Долгая дорога домой - Бриерли Сару. Страница 29
Подозреваю, я заставил себя больше думать о том, что еще могло измениться, чем о том, узнаю ли само место и здания. Я намеренно отгонял мысли о маме и родных, а сейчас я приближался к тому месту, где, вероятно, мог их найти. Я старался мыслить здраво, но меня охватывали противоречивые чувства.
И все же я смог отбросить страхи и сомнения. Решил, что самое лучше – попытаться найти первый дом, где жила моя семья. Он находился в индийском квартале.

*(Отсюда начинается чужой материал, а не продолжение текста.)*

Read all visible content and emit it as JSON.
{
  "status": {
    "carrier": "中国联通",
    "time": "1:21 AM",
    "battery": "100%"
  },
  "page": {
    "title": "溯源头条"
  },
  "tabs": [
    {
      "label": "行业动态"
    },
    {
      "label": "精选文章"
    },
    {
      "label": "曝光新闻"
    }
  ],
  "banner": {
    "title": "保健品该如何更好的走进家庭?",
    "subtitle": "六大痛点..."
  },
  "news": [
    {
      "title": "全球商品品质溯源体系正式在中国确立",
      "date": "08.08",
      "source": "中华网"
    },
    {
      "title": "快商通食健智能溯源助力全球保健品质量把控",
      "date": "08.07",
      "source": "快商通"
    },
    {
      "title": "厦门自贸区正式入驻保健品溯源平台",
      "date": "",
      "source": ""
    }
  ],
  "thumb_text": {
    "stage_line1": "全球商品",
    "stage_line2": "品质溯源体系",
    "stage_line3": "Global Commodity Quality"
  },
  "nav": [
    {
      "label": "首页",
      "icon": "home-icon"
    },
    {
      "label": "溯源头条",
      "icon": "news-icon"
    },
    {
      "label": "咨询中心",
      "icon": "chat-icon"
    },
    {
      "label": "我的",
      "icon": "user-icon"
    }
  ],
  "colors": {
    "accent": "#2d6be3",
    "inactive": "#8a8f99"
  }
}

Я прошел дальше по улице, свернул в узкий крутой переулок и в конце его увидел женщину, которая стирала. При виде этого переулка на меня нахлынули воспоминания о том, как я бегал по этим улочкам. Наверно, я слишком пристально смотрел на женщину, потому что она со мной заговорила. Незнакомый мужчина в спортивной европейской одежде, видимо богатый, явно казался тут не к месту. Кажется, она спросила на хинди:
– Могу чем-нибудь помочь?
Но я лишь ответил:
– Нет, – повернулся и пошел дальше.
Больше невозможно было откладывать неотвратимое. Наконец-то пришло время встретиться лицом к лицу с конечным пунктом моего путешествия. Всего несколько минут – и я прошел улочки, которые разделяли индийский и мусульманский районы. Сердце подпрыгнуло к горлу, когда я подошел к тому месту, где, как я помнил, находился наш дом с обваливающимися кирпичными стенами. И не успел я подумать о том, что ожидаю там увидеть, как уже стоял прямо перед нашей квартирой.
Она показалась мне совсем крошечной, но ошибки быть не могло.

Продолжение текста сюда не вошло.